Why would they read the bills they pass? Isn't congress exempt from them? What do they care......but remember, that's NOT the problem, those evil corporations are THE problem.

Fri, 10/07/2011 - 14:13 | 1750409 in4mayshun
in4mayshun's picture

Rick...what else is there to say....you're an idot. Your Oped's just got downgraded to BBB-

Fri, 10/07/2011 - 15:18 | 1750693 rickack
rickack's picture

If I'm an 'idot', then I guess that makes you a morn. 
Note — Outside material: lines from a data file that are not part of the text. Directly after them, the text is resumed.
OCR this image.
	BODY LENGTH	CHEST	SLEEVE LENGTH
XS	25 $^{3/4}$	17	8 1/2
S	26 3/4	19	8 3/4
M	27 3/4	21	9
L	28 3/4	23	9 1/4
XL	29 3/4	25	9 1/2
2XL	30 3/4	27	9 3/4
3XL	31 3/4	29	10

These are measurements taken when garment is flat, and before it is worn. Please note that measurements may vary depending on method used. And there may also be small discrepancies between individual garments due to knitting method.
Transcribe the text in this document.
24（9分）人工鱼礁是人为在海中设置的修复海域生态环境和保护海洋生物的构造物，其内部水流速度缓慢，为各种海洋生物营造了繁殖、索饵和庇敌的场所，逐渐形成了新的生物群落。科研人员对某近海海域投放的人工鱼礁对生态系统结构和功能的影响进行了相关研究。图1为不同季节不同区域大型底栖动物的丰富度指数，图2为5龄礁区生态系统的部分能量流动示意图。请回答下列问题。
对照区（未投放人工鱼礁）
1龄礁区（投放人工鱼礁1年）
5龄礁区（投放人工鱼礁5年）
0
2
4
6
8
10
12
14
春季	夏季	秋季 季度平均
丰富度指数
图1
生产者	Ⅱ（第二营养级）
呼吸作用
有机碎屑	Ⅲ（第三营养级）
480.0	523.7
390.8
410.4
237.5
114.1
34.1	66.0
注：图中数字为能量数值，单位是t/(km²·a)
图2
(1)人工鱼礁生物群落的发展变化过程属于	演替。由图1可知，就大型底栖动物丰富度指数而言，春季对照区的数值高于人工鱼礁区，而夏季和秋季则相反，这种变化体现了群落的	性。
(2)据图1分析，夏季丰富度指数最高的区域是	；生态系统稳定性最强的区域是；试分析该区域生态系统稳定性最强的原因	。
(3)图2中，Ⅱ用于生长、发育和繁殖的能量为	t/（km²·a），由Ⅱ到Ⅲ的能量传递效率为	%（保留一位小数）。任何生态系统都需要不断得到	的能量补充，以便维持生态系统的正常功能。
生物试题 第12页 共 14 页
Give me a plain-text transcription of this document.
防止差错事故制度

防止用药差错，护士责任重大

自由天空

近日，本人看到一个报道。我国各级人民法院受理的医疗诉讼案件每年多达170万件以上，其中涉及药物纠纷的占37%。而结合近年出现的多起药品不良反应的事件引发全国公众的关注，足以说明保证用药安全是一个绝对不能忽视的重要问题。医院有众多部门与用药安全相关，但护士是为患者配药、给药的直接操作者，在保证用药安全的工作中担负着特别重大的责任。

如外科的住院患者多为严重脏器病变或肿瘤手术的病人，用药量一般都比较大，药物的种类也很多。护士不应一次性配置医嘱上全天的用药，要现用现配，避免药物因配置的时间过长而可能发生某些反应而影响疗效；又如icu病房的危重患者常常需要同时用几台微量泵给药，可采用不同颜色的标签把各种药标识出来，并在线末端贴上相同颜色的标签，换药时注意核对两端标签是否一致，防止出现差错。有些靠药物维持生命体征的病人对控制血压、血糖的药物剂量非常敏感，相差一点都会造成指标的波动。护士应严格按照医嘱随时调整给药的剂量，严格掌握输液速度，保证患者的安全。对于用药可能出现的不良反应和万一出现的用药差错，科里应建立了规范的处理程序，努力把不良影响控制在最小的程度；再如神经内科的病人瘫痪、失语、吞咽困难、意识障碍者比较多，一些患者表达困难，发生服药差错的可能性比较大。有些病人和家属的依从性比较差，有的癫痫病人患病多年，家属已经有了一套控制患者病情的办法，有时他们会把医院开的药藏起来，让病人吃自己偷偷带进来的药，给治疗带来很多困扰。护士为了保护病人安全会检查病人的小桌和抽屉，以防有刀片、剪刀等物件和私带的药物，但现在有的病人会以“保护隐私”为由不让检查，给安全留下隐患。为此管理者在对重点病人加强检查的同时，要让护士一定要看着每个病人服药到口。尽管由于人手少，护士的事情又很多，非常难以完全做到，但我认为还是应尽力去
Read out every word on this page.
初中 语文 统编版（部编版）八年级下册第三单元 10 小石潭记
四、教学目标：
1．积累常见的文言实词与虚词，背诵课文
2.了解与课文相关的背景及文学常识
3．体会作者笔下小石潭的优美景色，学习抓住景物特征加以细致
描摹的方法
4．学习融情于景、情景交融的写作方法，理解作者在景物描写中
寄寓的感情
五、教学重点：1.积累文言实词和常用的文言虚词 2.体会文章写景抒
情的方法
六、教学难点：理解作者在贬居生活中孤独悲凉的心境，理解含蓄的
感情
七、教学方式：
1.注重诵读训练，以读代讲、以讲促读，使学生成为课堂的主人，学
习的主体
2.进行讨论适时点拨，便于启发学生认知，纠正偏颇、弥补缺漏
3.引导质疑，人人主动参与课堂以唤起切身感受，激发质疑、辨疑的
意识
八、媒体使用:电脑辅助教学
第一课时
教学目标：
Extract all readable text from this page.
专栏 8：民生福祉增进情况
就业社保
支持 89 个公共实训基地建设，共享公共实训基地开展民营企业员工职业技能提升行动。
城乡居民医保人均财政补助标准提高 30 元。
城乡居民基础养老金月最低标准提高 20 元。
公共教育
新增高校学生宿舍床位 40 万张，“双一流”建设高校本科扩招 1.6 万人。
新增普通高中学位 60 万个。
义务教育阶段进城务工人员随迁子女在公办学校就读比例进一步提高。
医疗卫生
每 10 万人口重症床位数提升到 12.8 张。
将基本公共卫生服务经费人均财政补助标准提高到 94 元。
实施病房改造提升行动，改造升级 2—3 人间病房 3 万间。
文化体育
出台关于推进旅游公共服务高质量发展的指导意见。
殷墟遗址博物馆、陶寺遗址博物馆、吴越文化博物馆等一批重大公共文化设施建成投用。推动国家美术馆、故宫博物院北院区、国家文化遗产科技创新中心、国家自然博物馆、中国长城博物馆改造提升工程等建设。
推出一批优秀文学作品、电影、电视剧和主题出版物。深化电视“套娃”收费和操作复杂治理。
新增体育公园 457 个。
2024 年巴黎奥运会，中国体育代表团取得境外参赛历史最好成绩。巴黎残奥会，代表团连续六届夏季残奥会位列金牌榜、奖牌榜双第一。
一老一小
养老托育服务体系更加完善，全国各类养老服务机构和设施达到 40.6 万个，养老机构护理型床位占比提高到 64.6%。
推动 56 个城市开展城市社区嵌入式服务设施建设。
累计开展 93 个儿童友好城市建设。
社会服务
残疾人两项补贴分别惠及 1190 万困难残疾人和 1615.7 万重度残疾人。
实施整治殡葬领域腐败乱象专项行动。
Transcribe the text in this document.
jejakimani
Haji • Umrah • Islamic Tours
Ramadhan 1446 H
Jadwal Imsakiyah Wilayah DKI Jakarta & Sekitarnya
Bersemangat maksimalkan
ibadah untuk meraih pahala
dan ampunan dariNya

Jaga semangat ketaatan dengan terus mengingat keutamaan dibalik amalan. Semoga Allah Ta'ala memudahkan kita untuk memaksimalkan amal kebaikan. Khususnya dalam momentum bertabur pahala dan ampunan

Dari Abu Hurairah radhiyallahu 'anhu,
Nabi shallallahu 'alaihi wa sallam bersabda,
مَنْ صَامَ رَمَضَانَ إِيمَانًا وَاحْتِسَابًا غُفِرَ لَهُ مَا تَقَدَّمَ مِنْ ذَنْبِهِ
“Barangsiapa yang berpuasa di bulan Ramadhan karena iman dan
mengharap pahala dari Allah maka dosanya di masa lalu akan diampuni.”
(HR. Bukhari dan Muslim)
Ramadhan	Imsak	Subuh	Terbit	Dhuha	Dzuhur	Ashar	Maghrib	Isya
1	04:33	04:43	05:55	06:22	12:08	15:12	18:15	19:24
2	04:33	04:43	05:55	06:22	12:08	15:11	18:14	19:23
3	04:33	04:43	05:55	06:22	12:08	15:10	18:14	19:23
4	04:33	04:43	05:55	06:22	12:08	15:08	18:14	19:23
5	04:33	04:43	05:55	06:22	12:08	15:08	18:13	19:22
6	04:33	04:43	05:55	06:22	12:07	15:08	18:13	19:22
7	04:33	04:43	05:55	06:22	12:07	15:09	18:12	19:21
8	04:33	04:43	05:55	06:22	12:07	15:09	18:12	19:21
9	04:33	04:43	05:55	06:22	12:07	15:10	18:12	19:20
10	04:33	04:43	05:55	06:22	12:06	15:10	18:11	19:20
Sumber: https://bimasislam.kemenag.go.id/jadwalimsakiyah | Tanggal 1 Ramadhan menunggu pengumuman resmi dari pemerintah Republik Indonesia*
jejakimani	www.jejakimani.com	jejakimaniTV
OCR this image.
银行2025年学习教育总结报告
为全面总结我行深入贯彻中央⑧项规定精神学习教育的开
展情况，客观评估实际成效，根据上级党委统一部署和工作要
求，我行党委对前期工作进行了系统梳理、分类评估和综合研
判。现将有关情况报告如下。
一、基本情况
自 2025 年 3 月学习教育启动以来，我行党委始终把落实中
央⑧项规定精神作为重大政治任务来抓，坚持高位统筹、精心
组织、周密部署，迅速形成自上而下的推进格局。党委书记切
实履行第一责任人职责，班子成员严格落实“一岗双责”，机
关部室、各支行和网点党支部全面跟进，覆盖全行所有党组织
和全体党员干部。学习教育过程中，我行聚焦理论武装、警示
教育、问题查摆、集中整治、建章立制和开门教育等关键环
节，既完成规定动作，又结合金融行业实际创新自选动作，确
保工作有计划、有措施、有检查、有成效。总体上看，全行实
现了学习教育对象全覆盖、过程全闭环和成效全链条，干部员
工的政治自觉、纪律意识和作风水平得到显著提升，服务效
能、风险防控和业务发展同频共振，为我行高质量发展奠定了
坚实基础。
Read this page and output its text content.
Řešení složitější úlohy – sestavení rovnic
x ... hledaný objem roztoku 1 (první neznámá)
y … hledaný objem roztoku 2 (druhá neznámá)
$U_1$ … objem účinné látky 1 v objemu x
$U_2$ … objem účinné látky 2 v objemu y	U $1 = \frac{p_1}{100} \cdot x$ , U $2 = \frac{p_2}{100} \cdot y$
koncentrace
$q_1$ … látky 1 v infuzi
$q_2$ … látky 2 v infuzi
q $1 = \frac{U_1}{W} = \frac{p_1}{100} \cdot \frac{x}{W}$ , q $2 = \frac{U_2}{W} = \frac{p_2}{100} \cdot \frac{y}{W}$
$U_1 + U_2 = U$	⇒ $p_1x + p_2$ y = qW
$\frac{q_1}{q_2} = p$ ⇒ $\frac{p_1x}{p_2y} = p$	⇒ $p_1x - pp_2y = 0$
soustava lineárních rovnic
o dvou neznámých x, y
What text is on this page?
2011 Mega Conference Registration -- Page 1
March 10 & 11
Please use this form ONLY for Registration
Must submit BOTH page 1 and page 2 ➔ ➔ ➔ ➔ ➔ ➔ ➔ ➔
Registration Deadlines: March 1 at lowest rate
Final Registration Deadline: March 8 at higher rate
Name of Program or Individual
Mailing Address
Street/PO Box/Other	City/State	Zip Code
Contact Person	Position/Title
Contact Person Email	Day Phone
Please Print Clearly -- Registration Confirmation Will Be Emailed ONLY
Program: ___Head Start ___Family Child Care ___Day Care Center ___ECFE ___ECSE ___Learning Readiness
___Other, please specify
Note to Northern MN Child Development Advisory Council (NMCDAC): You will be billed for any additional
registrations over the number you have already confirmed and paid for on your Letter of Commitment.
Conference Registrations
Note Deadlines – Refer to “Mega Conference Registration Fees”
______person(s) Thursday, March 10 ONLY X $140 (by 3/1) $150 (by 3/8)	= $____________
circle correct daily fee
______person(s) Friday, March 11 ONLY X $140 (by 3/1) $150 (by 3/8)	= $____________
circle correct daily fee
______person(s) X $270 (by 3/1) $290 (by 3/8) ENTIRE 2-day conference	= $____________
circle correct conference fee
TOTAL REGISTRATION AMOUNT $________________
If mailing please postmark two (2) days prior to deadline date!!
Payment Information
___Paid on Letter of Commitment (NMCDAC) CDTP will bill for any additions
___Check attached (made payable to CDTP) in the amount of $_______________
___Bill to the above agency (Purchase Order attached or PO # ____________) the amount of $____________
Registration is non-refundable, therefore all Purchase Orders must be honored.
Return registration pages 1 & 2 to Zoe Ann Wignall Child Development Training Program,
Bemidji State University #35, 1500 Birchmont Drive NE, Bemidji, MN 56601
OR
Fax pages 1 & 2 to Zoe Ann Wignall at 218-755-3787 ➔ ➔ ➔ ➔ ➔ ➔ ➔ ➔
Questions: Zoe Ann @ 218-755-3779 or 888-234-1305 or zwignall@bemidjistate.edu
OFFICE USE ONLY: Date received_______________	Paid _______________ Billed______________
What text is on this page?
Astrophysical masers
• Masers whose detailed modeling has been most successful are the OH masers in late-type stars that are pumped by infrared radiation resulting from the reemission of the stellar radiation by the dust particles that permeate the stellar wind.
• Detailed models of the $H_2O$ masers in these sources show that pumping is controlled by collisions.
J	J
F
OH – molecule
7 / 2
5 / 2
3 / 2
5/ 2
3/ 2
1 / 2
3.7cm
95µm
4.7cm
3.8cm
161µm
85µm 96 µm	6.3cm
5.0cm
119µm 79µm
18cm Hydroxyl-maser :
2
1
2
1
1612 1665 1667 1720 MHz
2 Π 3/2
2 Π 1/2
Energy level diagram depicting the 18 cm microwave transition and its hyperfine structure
Fri, 10/07/2011 - 16:35 | 1750949 bid the soldier...
bid the soldiers shoot's picture

pay no attention to the soothsayers here who can actually tell you what life would be like if this happened or this did not. they don't need Clarence the angel from 'It's a Wonderful Life" to do so. they see the the big picture while brushing their teeth.

They are all Peak Oil Scaredy Cats and the Maginot Line of their Denial is to blame the bad economy on Obama and Bernanke instead of the fact that we are running out of oil.

Sat, 10/08/2011 - 02:23 | 1752303 buyingsterling
buyingsterling's picture

It's interesting that the climate change crowd doesn't use this argument as their biggest club, if it's a slam dunk that oil is disappearing so fast that it's going to make real growth impossible. Instead they're trying to sell us on the idea that carbon use is killing the planet, something harder to relate to than an end to your way of life.

I'm not saying they don't make this argument, I've seen it sporadically, but it's not front and center. My gut feeling is that oil is not a fossil fuel, and that it is very abundant even in its liquid form, but perhaps easily accessible in that form only in certain places, which explains some of the conflict around these areas. Or perhaps it is more readily available than we think, and the conflicts are both about securing easy access points, and building up the notion that it's running out. The oil business is made much more lucrative through controlling supply and fostering the notion of scarcity, real or not.